Project-based learning and Case-based learning
Project-based learning is somewhat similar to problem-based learning, as learning is organized around a collaborative goal (Savery, 2006). The difference between both methods is that the vehicle is a project rather than a problem. Students need to accomplish a well-defined end product (i.e. project) and the learning process is to tackle the obstacles they meet when achieving the project. Teachers act as coaches to give expert guidance and suggestions for improvements. A similar instruction type is case-based learning. Students learn on the basis of well-structured cases, in order to prepare them for work in their profession (Savery, 2006). 
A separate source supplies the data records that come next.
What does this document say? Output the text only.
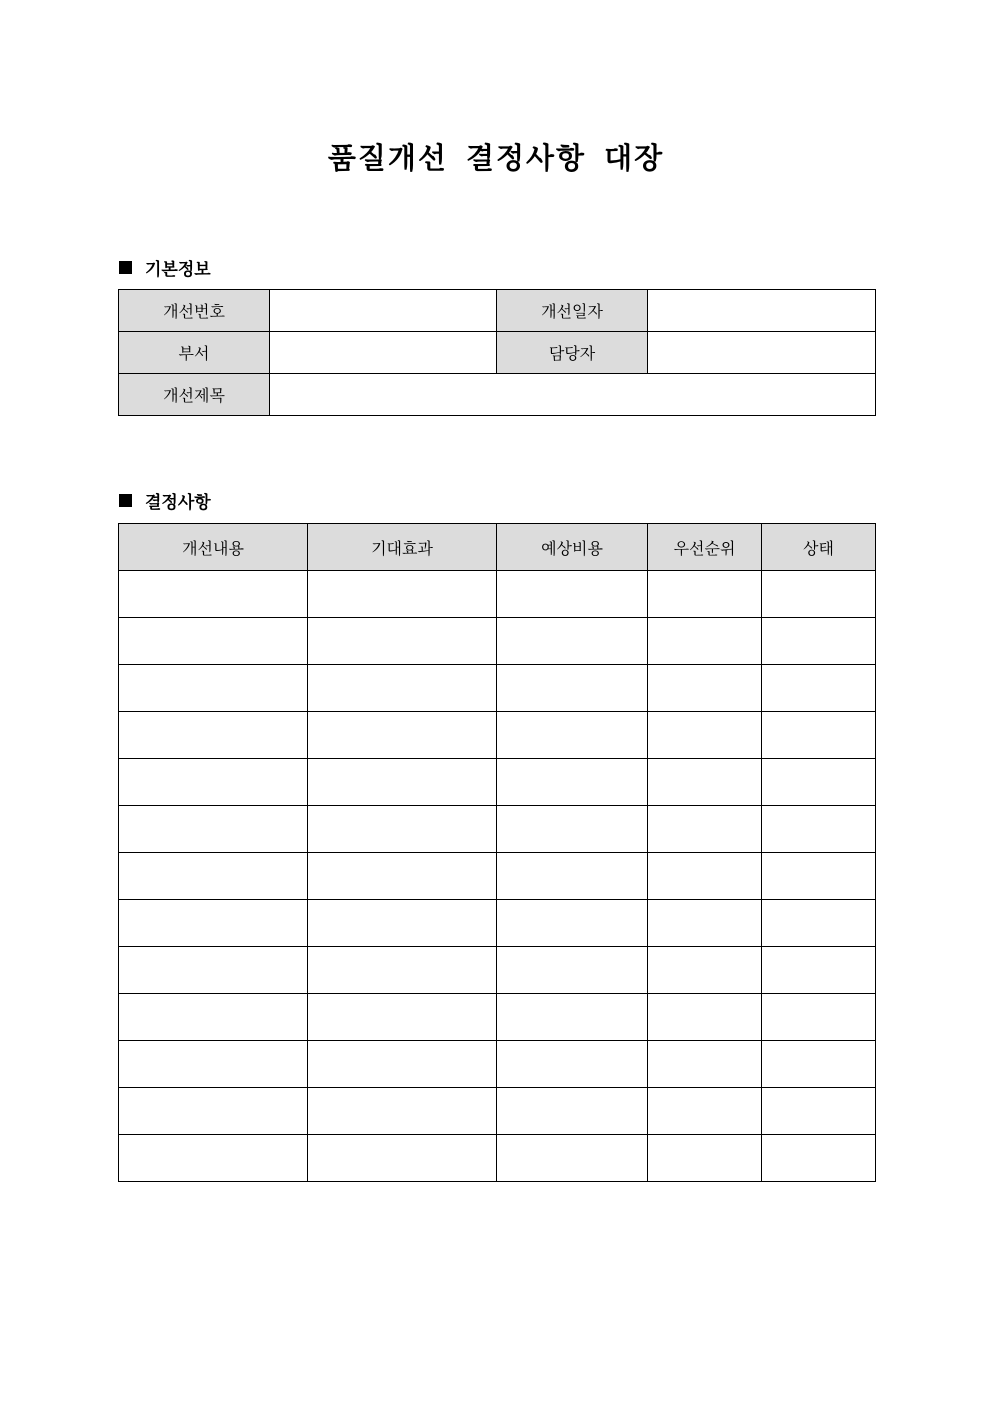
품질개선 결정사항 대장
기본정보
개선번호		개선일자	
부서		담당자	
개선제목			
결정사항
개선내용	기대효과	예상비용	우선순위	상태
Project- and case-based learning are somewhat different from problem-based learning, as in problem-based learning students have more autonomy in setting the goals of the problem and its outcomes. 

Inquiry-based learning 
Curiosity of the students plays big part in this student-centered instruction type. Questioning is the start of this approach. Students need to investigate, create new knowledge, and discuss. The role of the tutor is to both guide the group process, and to provide information to students (Savery, 2006). 

Interactive lectures 
In general, lecturing is not typically student-centered. In traditional lecturing, a teacher transmits information to students and students rely on rote memorization. However, also during lectures, the teacher can try to turning the lecture into an interactive form, and focus more on the student. Mazur (2009) gives an example of this. During his lectures, students need to come prepared and they are asked (MC) questions. Students answer these questions with electronic devises, so the teacher can see the distribution of the given answers. Students are encouraged to discuss their (different) answers with peers. This way, students are stimulated to be engaged in the learning process and feedback for both teacher and student is provided. 
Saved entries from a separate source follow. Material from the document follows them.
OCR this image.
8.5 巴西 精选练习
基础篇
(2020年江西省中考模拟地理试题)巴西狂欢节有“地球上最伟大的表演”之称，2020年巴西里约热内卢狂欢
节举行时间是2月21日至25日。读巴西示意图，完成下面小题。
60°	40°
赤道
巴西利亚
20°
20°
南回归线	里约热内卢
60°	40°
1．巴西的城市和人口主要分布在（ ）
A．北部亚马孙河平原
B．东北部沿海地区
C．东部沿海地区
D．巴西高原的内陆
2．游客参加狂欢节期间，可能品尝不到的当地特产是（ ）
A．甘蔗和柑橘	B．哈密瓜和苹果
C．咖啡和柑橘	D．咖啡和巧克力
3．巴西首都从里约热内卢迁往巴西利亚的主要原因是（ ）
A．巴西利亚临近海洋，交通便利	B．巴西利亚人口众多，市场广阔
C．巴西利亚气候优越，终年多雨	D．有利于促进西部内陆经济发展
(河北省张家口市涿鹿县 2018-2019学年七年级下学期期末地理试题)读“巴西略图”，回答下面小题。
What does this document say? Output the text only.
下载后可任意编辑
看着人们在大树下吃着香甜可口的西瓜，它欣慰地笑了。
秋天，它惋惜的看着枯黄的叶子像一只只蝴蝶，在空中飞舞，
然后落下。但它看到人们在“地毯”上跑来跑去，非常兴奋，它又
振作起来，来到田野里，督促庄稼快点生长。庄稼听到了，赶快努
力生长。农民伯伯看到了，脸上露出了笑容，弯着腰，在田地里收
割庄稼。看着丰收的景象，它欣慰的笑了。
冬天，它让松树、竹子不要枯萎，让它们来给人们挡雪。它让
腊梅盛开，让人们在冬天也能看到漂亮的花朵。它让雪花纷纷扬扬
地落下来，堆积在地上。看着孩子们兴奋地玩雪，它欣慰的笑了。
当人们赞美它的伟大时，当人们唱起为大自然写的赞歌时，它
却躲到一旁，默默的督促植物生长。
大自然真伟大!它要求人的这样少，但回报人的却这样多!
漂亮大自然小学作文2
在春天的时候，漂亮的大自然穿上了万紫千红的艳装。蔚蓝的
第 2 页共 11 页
Teacher-centered learning environments 
Contrary to student-centered learning is teacher-centered learning. As can be expected in these types of learning environments, the teacher is more involved in the learning process of students. For example by directly providing information and instructions (e.g., in a traditional lecture). Typical for teacher-centered environments is that information is told independent of the context in which it occurs (Lea et al., 2003). Further, teacher-centered environments are characterized as more stable and well-structured (Elen, Clarebout, Léonard, & Lowyck, 2007). 
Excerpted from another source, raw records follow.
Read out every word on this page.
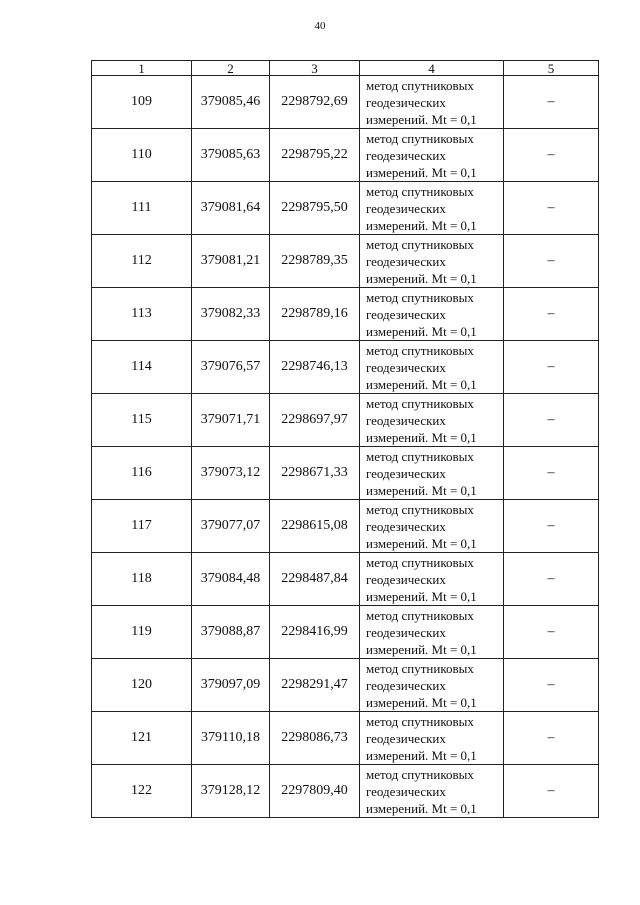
40
1	2	3	4	5
109	379085,46	2298792,69	метод спутниковых
геодезических
измерений. Mt = 0,1	–
110	379085,63	2298795,22	метод спутниковых
геодезических
измерений. Mt = 0,1	–
111	379081,64	2298795,50	метод спутниковых
геодезических
измерений. Mt = 0,1	–
112	379081,21	2298789,35	метод спутниковых
геодезических
измерений. Mt = 0,1	–
113	379082,33	2298789,16	метод спутниковых
геодезических
измерений. Mt = 0,1	–
114	379076,57	2298746,13	метод спутниковых
геодезических
измерений. Mt = 0,1	–
115	379071,71	2298697,97	метод спутниковых
геодезических
измерений. Mt = 0,1	–
116	379073,12	2298671,33	метод спутниковых
геодезических
измерений. Mt = 0,1	–
117	379077,07	2298615,08	метод спутниковых
геодезических
измерений. Mt = 0,1	–
118	379084,48	2298487,84	метод спутниковых
геодезических
измерений. Mt = 0,1	–
119	379088,87	2298416,99	метод спутниковых
геодезических
измерений. Mt = 0,1	–
120	379097,09	2298291,47	метод спутниковых
геодезических
измерений. Mt = 0,1	–
121	379110,18	2298086,73	метод спутниковых
геодезических
измерений. Mt = 0,1	–
122	379128,12	2297809,40	метод спутниковых
геодезических
измерений. Mt = 0,1	–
Baeten, M., Kyndt, E., Struyven, K., & Dochy, F. (2010). Using student-centered learning environments to stimulate deep approaches to learning: Factors encouraging or discouraging their effectiveness. Educational Research Review, 5, 243-260. doi: 10.1016/j.edurev.2010.06.001

Barrows, H. S. (1996). Problem-based learning in medicine and beyond: A brief overview. In W. H. Gijselaers (Ed.), New Directions for Teaching and Learning (pp. 3-12). San Francisco, CA: Jossey-Bass. doi: 10.1002/tl.37219966804

Elen, J., Clarebout, G., Lépnard, R., & Lowyck, J. (2007). Student-centered and teacher-centered learning environment: What students think. Teaching in Higher Education, 12, 105-117. Doi: 10.1080/13562510601102339

Lea, S. J., Stephenson, D., & Troy, J. (2003). Higher education students’ attitudes to student-centred learning: Beyond ‘educational bulimia’? Studies in Higher Education, 28, 321-334. Doi: 10.1080/03075070310000113432

Loyens, S. M. M., Kirschner, P. A., & Paas, F. (2012). Problem-based learning. In K. R. Harris, S. Graham, & T. Urdan (Eds.), APA Educational Psychology Handbook (p. 403-425). Washington, DC: American Psychological Association. doi: 10.1037/13275-016

Mazur, E. (2009). Farewell, Lecture? Science, 323, 50-51. doi: 10.1126/science.1168927

O’Donnell, A. M. (2012). Constructivism. In K. R. Harris, S. Graham, & T. Urdan (Eds.), APA Educational Psychology Handbook (p.61-84). Washington, DC: American Psychological Association. doi: 10.1037/13273-003

Savery, J. R. (2006). Overview of problem-based learning: Definitions and distinctions. Interdisciplinary Journal of Problem-Based Learning, 1, 9-20.